Close Encounters of the Third Kind is the pre-family Spielberg, and he's even said in interviews that there's no way he would've written
Close Encounters of the Third Kind if he had a wife and kids.
Close Encounters of the Third Kind is ostensibly about aliens. Richard Dreyfuss is a normal family man who witnesses a UFO and suddenly becomes possessed, obsessed. By what, he's not so sure. He stays inside, creating sculptures that even he can't make sense of. Eventually he abandons his family, and follows whatever it is that's guiding him. He finds aliens.
Spielberg would never have a father abandon his family in a film these days.
Close Encounters of the Third Kind comes from Spielberg's issues with his own father, though aliens are something he's always been obsessed with.
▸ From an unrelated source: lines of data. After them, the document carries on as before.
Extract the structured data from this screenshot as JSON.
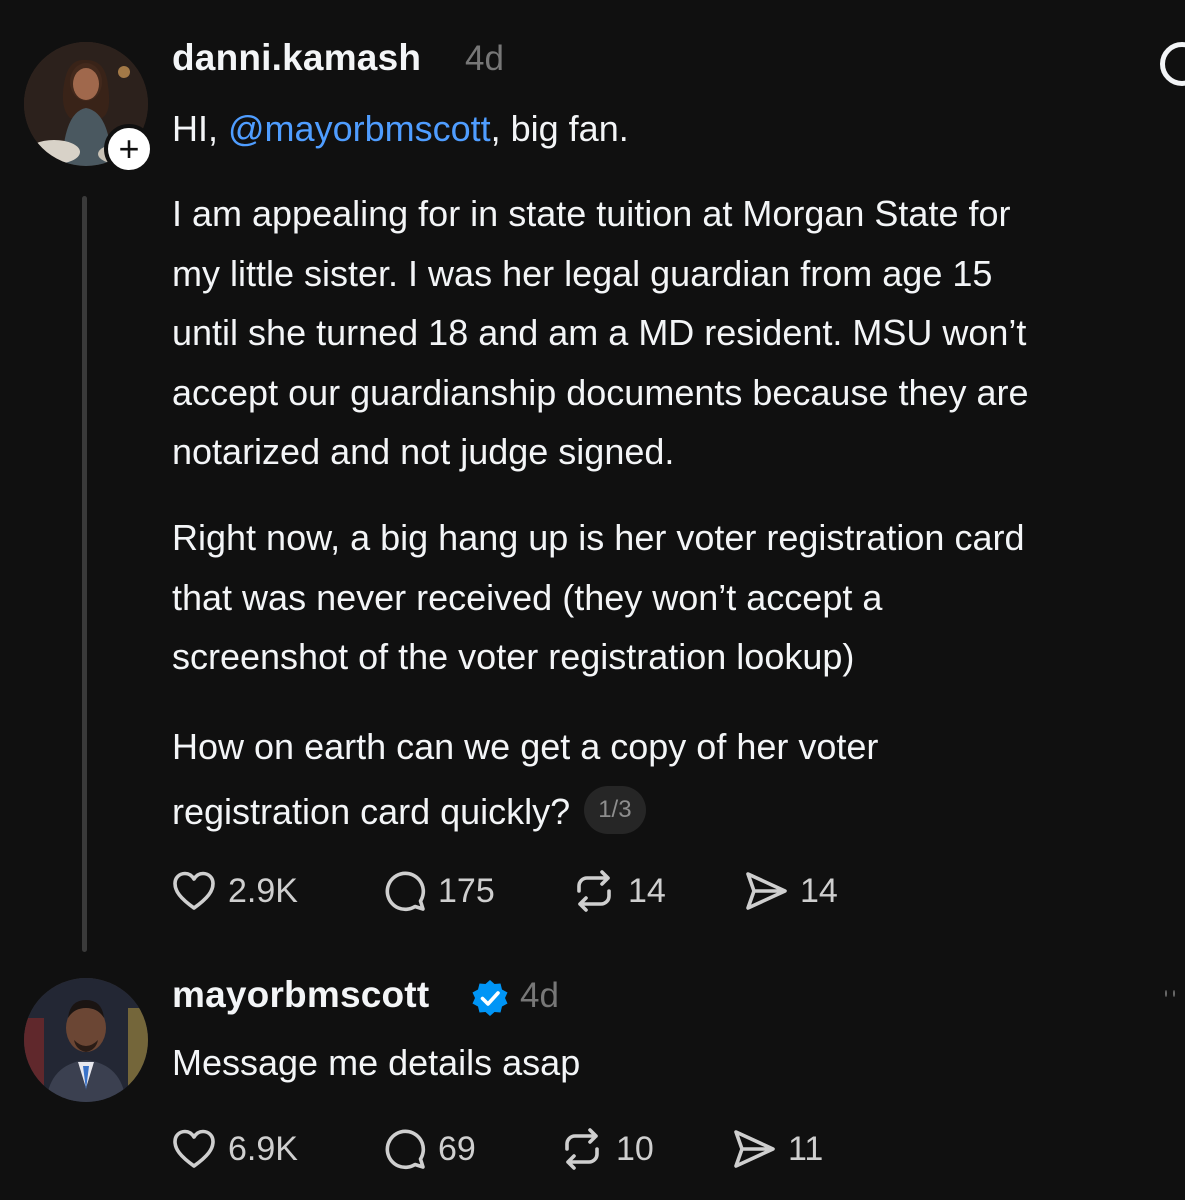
{
  "thread": {
    "post1": {
      "username": "danni.kamash",
      "time": "4d",
      "greeting": {
        "prefix": "HI, ",
        "mention": "@mayorbmscott",
        "suffix": ", big fan."
      },
      "paragraph1": [
        "I am appealing for in state tuition at Morgan State for",
        "my little sister. I was her legal guardian from age 15",
        "until she turned 18 and am a MD resident. MSU won’t",
        "accept our guardianship documents because they are",
        "notarized and not judge signed."
      ],
      "paragraph2": [
        "Right now, a big hang up is her voter registration card",
        "that was never received (they won’t accept a",
        "screenshot of the voter registration lookup)"
      ],
      "paragraph3": [
        "How on earth can we get a copy of her voter",
        "registration card quickly?"
      ],
      "page_counter": "1/3",
      "actions": {
        "likes": "2.9K",
        "replies": "175",
        "reposts": "14",
        "shares": "14"
      }
    },
    "post2": {
      "username": "mayorbmscott",
      "verified": true,
      "time": "4d",
      "text": "Message me details asap",
      "actions": {
        "likes": "6.9K",
        "replies": "69",
        "reposts": "10",
        "shares": "11"
      }
    }
  },
  "colors": {
    "background": "#101010",
    "text": "#f3f5f7",
    "muted": "#777777",
    "mention": "#4f9dff",
    "verified": "#0095f6"
  },
  "icons": [
    "heart-icon",
    "comment-icon",
    "repost-icon",
    "share-icon",
    "plus-icon",
    "verified-badge-icon",
    "more-icon"
  ]
}
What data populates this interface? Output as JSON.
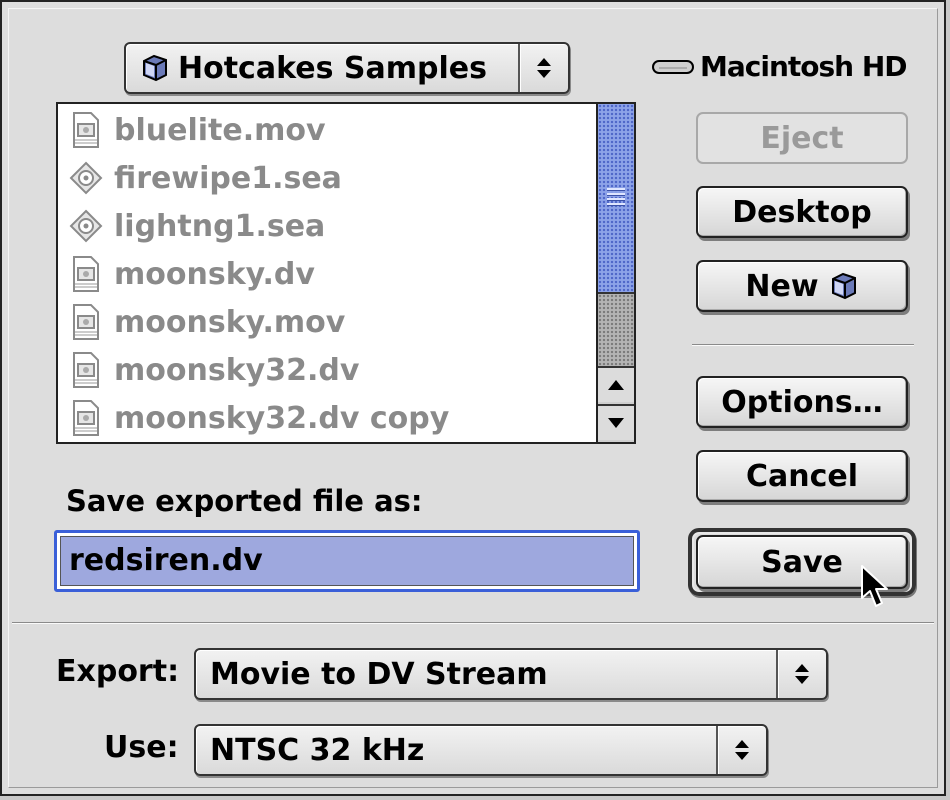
{
  "folder_popup": {
    "label": "Hotcakes Samples",
    "icon": "folder-icon"
  },
  "volume": {
    "label": "Macintosh HD",
    "icon": "hard-drive-icon"
  },
  "files": [
    {
      "name": "bluelite.mov",
      "icon": "movie-file-icon"
    },
    {
      "name": "firewipe1.sea",
      "icon": "archive-file-icon"
    },
    {
      "name": "lightng1.sea",
      "icon": "archive-file-icon"
    },
    {
      "name": "moonsky.dv",
      "icon": "movie-file-icon"
    },
    {
      "name": "moonsky.mov",
      "icon": "movie-file-icon"
    },
    {
      "name": "moonsky32.dv",
      "icon": "movie-file-icon"
    },
    {
      "name": "moonsky32.dv copy",
      "icon": "movie-file-icon"
    }
  ],
  "buttons": {
    "eject": "Eject",
    "desktop": "Desktop",
    "new": "New",
    "options": "Options…",
    "cancel": "Cancel",
    "save": "Save"
  },
  "save_prompt": "Save exported file as:",
  "filename_value": "redsiren.dv",
  "export": {
    "label": "Export:",
    "value": "Movie to DV Stream"
  },
  "use": {
    "label": "Use:",
    "value": "NTSC 32 kHz"
  },
  "colors": {
    "scroll_thumb": "#8da3e8",
    "focus_ring": "#3a5fd8",
    "selection": "#9ea8de"
  }
}
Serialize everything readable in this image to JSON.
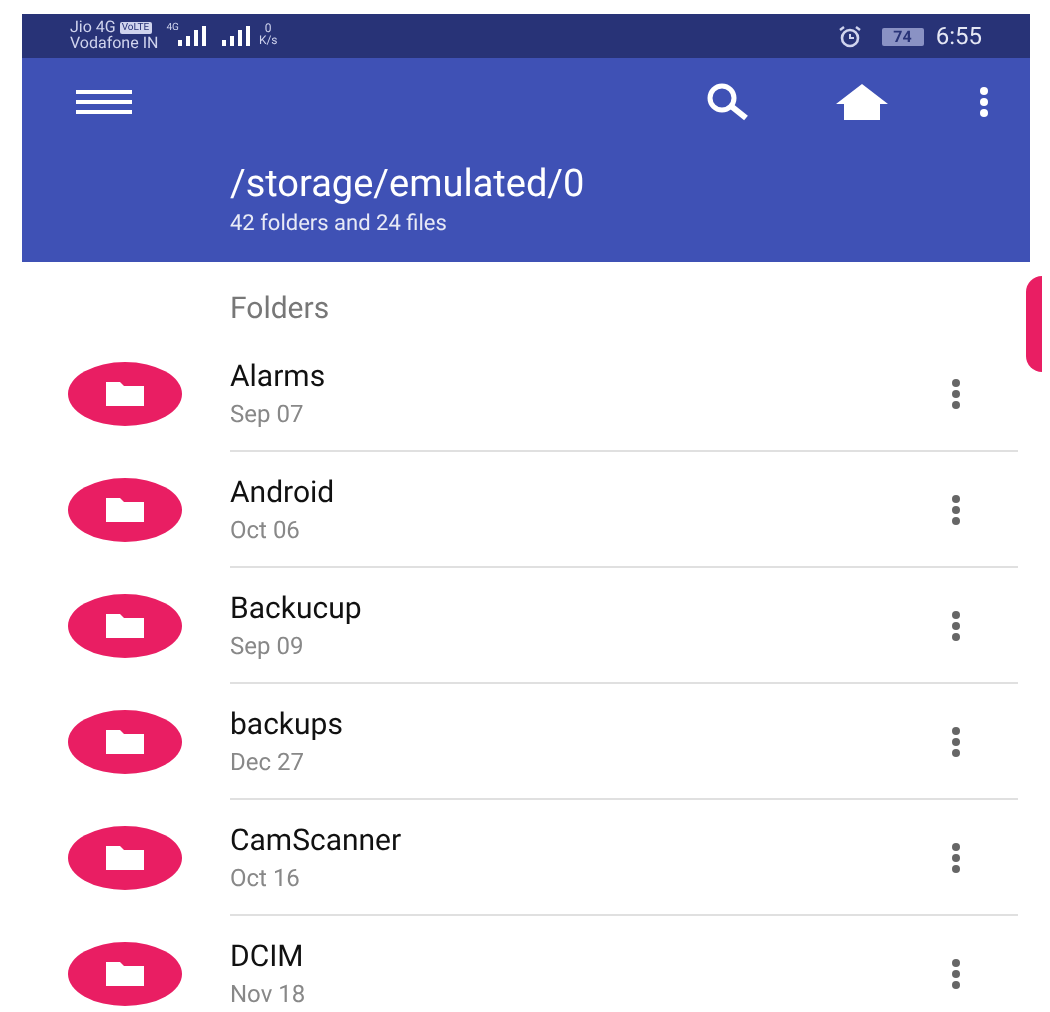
{
  "status_bar": {
    "carrier_1": "Jio 4G",
    "volte_badge": "VoLTE",
    "carrier_2": "Vodafone IN",
    "network_type": "4G",
    "speed_value": "0",
    "speed_unit": "K/s",
    "battery": "74",
    "time": "6:55"
  },
  "app_bar": {
    "path": "/storage/emulated/0",
    "summary": "42 folders and 24 files"
  },
  "section_header": "Folders",
  "folders": [
    {
      "name": "Alarms",
      "date": "Sep 07"
    },
    {
      "name": "Android",
      "date": "Oct 06"
    },
    {
      "name": "Backucup",
      "date": "Sep 09"
    },
    {
      "name": "backups",
      "date": "Dec 27"
    },
    {
      "name": "CamScanner",
      "date": "Oct 16"
    },
    {
      "name": "DCIM",
      "date": "Nov 18"
    }
  ]
}
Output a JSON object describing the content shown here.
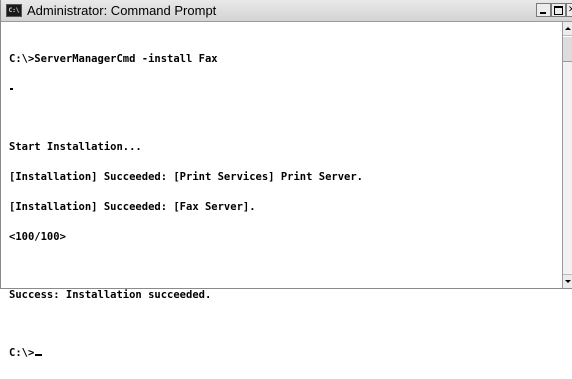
{
  "window": {
    "title": "Administrator: Command Prompt",
    "icon_label": "C:\\",
    "icon_name": "console-window-icon",
    "minimize_icon": "minimize-icon",
    "maximize_icon": "maximize-icon",
    "close_icon": "close-icon"
  },
  "console": {
    "lines": [
      "C:\\>ServerManagerCmd -install Fax",
      "",
      "Start Installation...",
      "[Installation] Succeeded: [Print Services] Print Server.",
      "[Installation] Succeeded: [Fax Server].",
      "<100/100>",
      "Success: Installation succeeded.",
      "C:\\>"
    ]
  }
}
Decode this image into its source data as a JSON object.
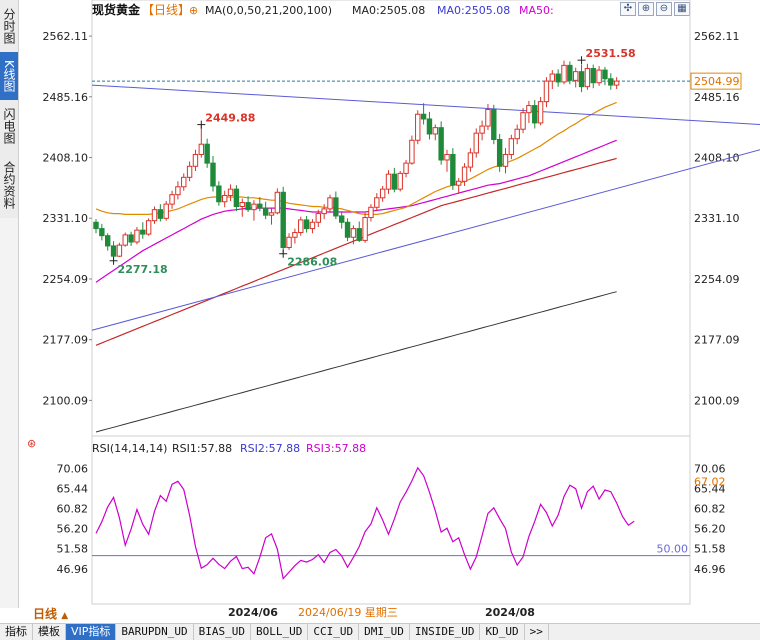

It's hard to get into the meat of the story without spoiling the end, so I won't.
Close Encounters of the Third Kind is a great film, atmospheric, bittersweet and mysterious. The music is great, Dreyfuss gives us one of his best performances and, thematic elements aside,
Close Encounters of the Third Kind is one of the films that marked Spielberg as the next great director.
They don't make films like
Close Encounters of the Third Kind anymore. If Hollywood makes a film about aliens, it's going to be of the large-scale variety. There must be battles, the aliens must be evil, and humanity must be in peril. The closest anyone has come to the mystery of
Close Encounters of the Third Kind lately is
Signs by M. Night Shymalan, though the aliens in that film were evil.
Close Encounters of the Third Kind is such a cool, wonderfully structured little film. I wish we could see more like it.